Der Nutzen der alten Physik. Dies ist die zweite Phase der mathematischen Physik, die wir noch nicht verlassen haben. Dürfen wir sagen, daß die erste unnütz gewesen sei? daß die Wissenschaft fünfzig Jahre lang auf falschen Bahnen gegangen ist, und daß uns nur übrigbleibt, all die angehäuften Bemühungen zu vergessen, die eine fehlerhafte Voraussetzung von vornherein zum Mißerfolg verurteilte? Nichts weniger als das. Hätte die zweite Phase entstehen können ohne die erste? Die Hypothese der Zentralkräfte enthielt alle Prinzipien; sie führte sie mit sich wie notwendige Folgen. Sie enthielt sowohl die Erhaltung der Energie als die der Massen, und die Gleichheit von Wirkung und Gegenwirkung sowohl als das Gesetz von der kleinsten Wirkung, die allerdings nicht wie Erfahrungstatsachen erscheinen, sondern wie Theoreme, und deren Wortlaut gleichzeitig etwas Genaueres und weniger Allgemeines hatte als in ihrer gegenwärtigen Form.
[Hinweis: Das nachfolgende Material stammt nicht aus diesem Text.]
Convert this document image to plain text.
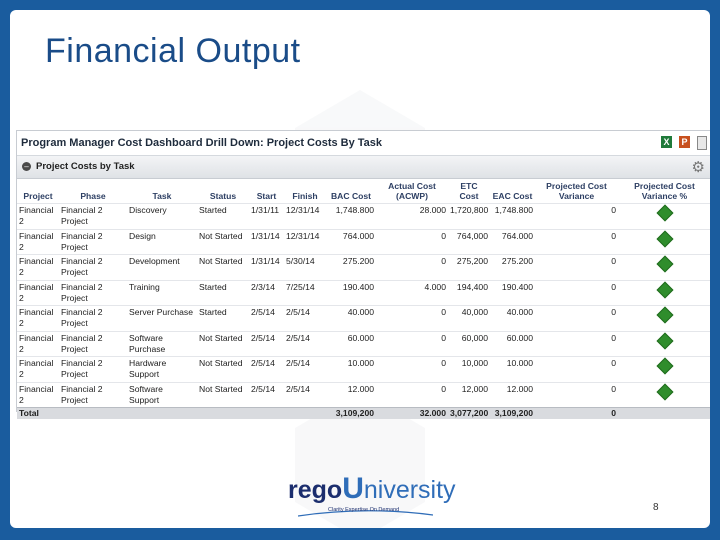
Financial Output
Program Manager Cost Dashboard Drill Down: Project Costs By Task	X P
– Project Costs by Task	⚙
Project	Phase	Task	Status	Start	Finish	BAC Cost	Actual Cost (ACWP)	ETC Cost	EAC Cost	Projected Cost Variance	Projected Cost Variance %
Financial 2	Financial 2 Project	Discovery	Started	1/31/11	12/31/14	1,748.800	28.000	1,720,800	1,748.800	0	
Financial 2	Financial 2 Project	Design	Not Started	1/31/14	12/31/14	764.000	0	764,000	764.000	0	
Financial 2	Financial 2 Project	Development	Not Started	1/31/14	5/30/14	275.200	0	275,200	275.200	0	
Financial 2	Financial 2 Project	Training	Started	2/3/14	7/25/14	190.400	4.000	194,400	190.400	0	
Financial 2	Financial 2 Project	Server Purchase	Started	2/5/14	2/5/14	40.000	0	40,000	40.000	0	
Financial 2	Financial 2 Project	Software Purchase	Not Started	2/5/14	2/5/14	60.000	0	60,000	60.000	0	
Financial 2	Financial 2 Project	Hardware Support	Not Started	2/5/14	2/5/14	10.000	0	10,000	10.000	0	
Financial 2	Financial 2 Project	Software Support	Not Started	2/5/14	2/5/14	12.000	0	12,000	12.000	0	
Total						3,109,200	32.000	3,077,200	3,109,200	0	
regoUniversity
Clarity Expertise On Demand	8
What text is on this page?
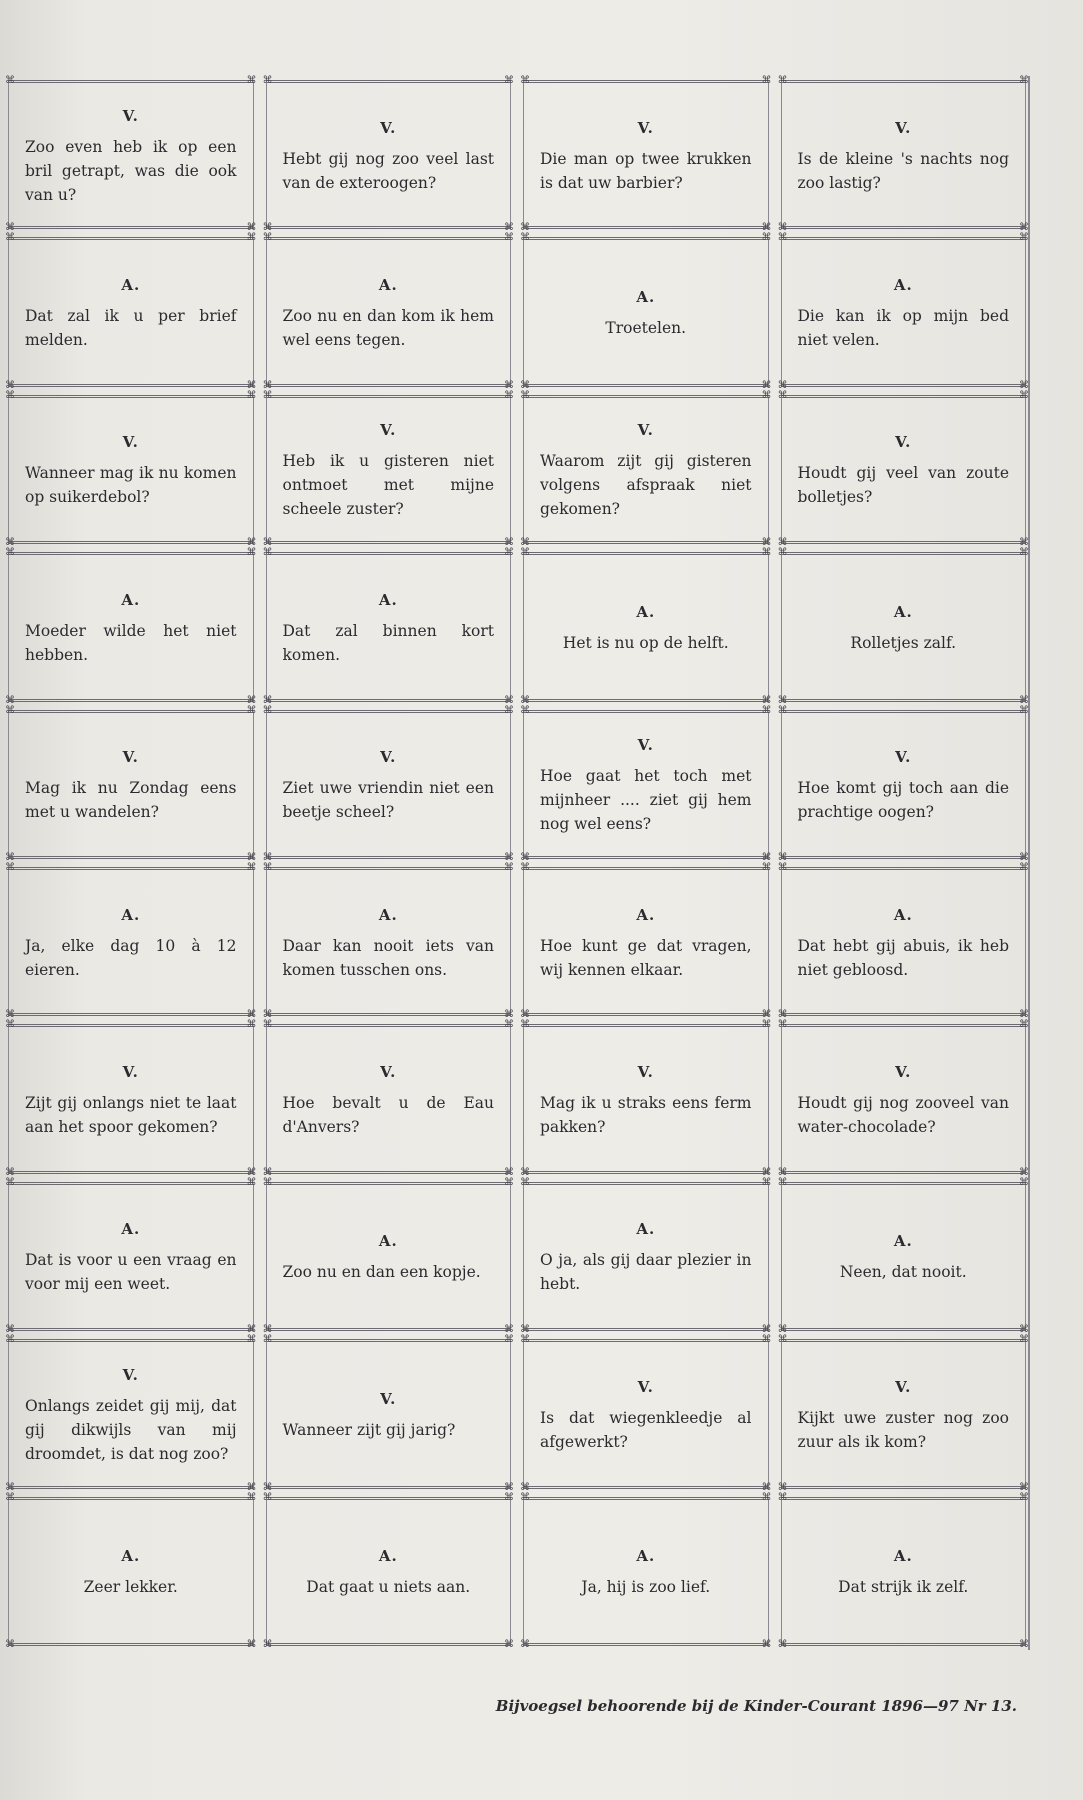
⌘	⌘
⌘	⌘
V.
Zoo even heb ik op een bril getrapt, was die ook van u?
⌘	⌘
⌘	⌘
V.
Hebt gij nog zoo veel last van de exteroogen?
⌘	⌘
⌘	⌘
V.
Die man op twee krukken is dat uw barbier?
⌘	⌘
⌘	⌘
V.
Is de kleine 's nachts nog zoo lastig?
⌘	⌘
⌘	⌘
A.
Dat zal ik u per brief melden.
⌘	⌘
⌘	⌘
A.
Zoo nu en dan kom ik hem wel eens tegen.
⌘	⌘
⌘	⌘
A.
Troetelen.
⌘	⌘
⌘	⌘
A.
Die kan ik op mijn bed niet velen.
⌘	⌘
⌘	⌘
V.
Wanneer mag ik nu komen op suikerdebol?
⌘	⌘
⌘	⌘
V.
Heb ik u gisteren niet ontmoet met mijne scheele zuster?
⌘	⌘
⌘	⌘
V.
Waarom zijt gij gisteren volgens afspraak niet gekomen?
⌘	⌘
⌘	⌘
V.
Houdt gij veel van zoute bolletjes?
⌘	⌘
⌘	⌘
A.
Moeder wilde het niet hebben.
⌘	⌘
⌘	⌘
A.
Dat zal binnen kort komen.
⌘	⌘
⌘	⌘
A.
Het is nu op de helft.
⌘	⌘
⌘	⌘
A.
Rolletjes zalf.
⌘	⌘
⌘	⌘
V.
Mag ik nu Zondag eens met u wandelen?
⌘	⌘
⌘	⌘
V.
Ziet uwe vriendin niet een beetje scheel?
⌘	⌘
⌘	⌘
V.
Hoe gaat het toch met mijnheer .... ziet gij hem nog wel eens?
⌘	⌘
⌘	⌘
V.
Hoe komt gij toch aan die prachtige oogen?
⌘	⌘
⌘	⌘
A.
Ja, elke dag 10 à 12 eieren.
⌘	⌘
⌘	⌘
A.
Daar kan nooit iets van komen tusschen ons.
⌘	⌘
⌘	⌘
A.
Hoe kunt ge dat vragen, wij kennen elkaar.
⌘	⌘
⌘	⌘
A.
Dat hebt gij abuis, ik heb niet gebloosd.
⌘	⌘
⌘	⌘
V.
Zijt gij onlangs niet te laat aan het spoor gekomen?
⌘	⌘
⌘	⌘
V.
Hoe bevalt u de Eau d'Anvers?
⌘	⌘
⌘	⌘
V.
Mag ik u straks eens ferm pakken?
⌘	⌘
⌘	⌘
V.
Houdt gij nog zooveel van water-chocolade?
⌘	⌘
⌘	⌘
A.
Dat is voor u een vraag en voor mij een weet.
⌘	⌘
⌘	⌘
A.
Zoo nu en dan een kopje.
⌘	⌘
⌘	⌘
A.
O ja, als gij daar plezier in hebt.
⌘	⌘
⌘	⌘
A.
Neen, dat nooit.
⌘	⌘
⌘	⌘
V.
Onlangs zeidet gij mij, dat gij dikwijls van mij droomdet, is dat nog zoo?
⌘	⌘
⌘	⌘
V.
Wanneer zijt gij jarig?
⌘	⌘
⌘	⌘
V.
Is dat wiegenkleedje al afgewerkt?
⌘	⌘
⌘	⌘
V.
Kijkt uwe zuster nog zoo zuur als ik kom?
⌘	⌘
⌘	⌘
A.
Zeer lekker.
⌘	⌘
⌘	⌘
A.
Dat gaat u niets aan.
⌘	⌘
⌘	⌘
A.
Ja, hij is zoo lief.
⌘	⌘
⌘	⌘
A.
Dat strijk ik zelf.
Bijvoegsel behoorende bij de Kinder-Courant 1896—97 Nr 13.
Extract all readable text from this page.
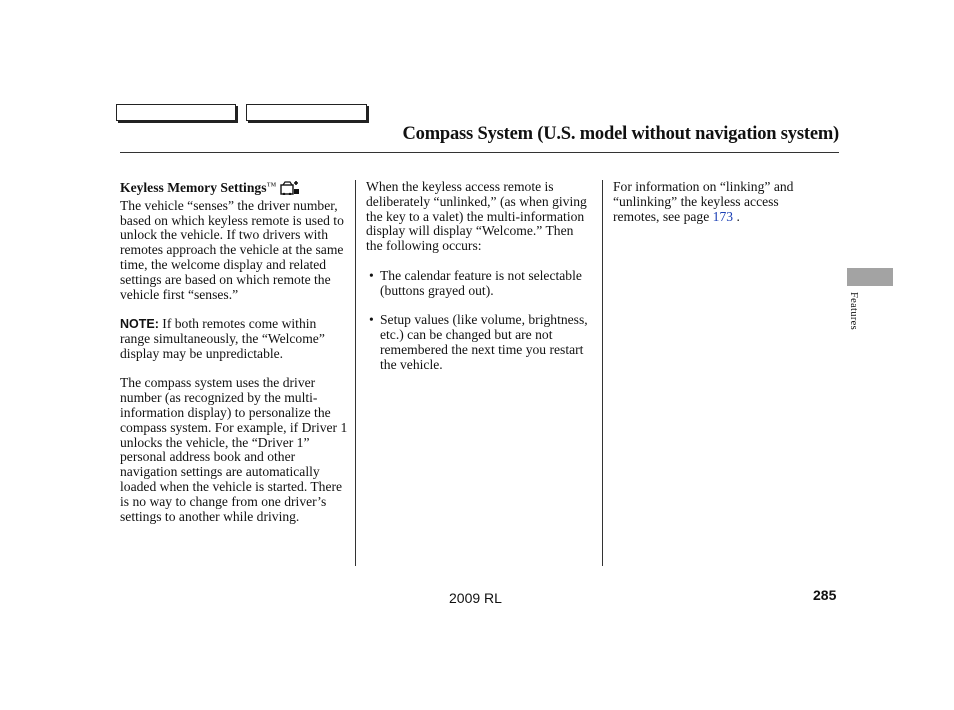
Compass System (U.S. model without navigation system)
Keyless Memory Settings™

The vehicle “senses” the driver number, based on which keyless remote is used to unlock the vehicle. If two drivers with remotes approach the vehicle at the same time, the welcome display and related settings are based on which remote the vehicle first “senses.”

NOTE: If both remotes come within range simultaneously, the “Welcome” display may be unpredictable.

The compass system uses the driver number (as recognized by the multi-information display) to personalize the compass system. For example, if Driver 1 unlocks the vehicle, the “Driver 1” personal address book and other navigation settings are automatically loaded when the vehicle is started. There is no way to change from one driver’s settings to another while driving.

When the keyless access remote is deliberately “unlinked,” (as when giving the key to a valet) the multi-information display will display “Welcome.” Then the following occurs:

• The calendar feature is not selectable (buttons grayed out).
• Setup values (like volume, brightness, etc.) can be changed but are not remembered the next time you restart the vehicle.

For information on “linking” and “unlinking” the keyless access remotes, see page 173 .

Features
2009 RL	285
Die mathematische Physik unserer Väter hat uns mit den verschiedenen Prinzipien nach und nach vertraut gemacht und uns daran gewöhnt, sie unter den verschiedenen Hüllen zu erkennen, unter denen sie sich verbirgt. Man hat sie mit den Angaben der Erfahrung verglichen; man hat gesehen, wie der Wortlaut abgeändert werden mußte, um sie diesen Angaben anzupassen; von hier aus hat man sie erweitert und befestigt. So ist man dazu gekommen, sie als Erfahrungstatsachen anzusehen; die Vorstellung der Zentralkräfte wurde dadurch eine überflüssige Stütze oder vielmehr ein Hindernis, weil so die Prinzipien an ihrem hypothetischen Charakter teilnehmen mußten.

Die Rahmen sind also nicht zerbrochen, denn sie waren elastisch und haben sich erweitert; unsere Väter, die sie errichtet, haben nicht umsonst gearbeitet, und wir erkennen noch in der heutigen Wissenschaft die Umrisse der Skizzen, die sie entworfen haben.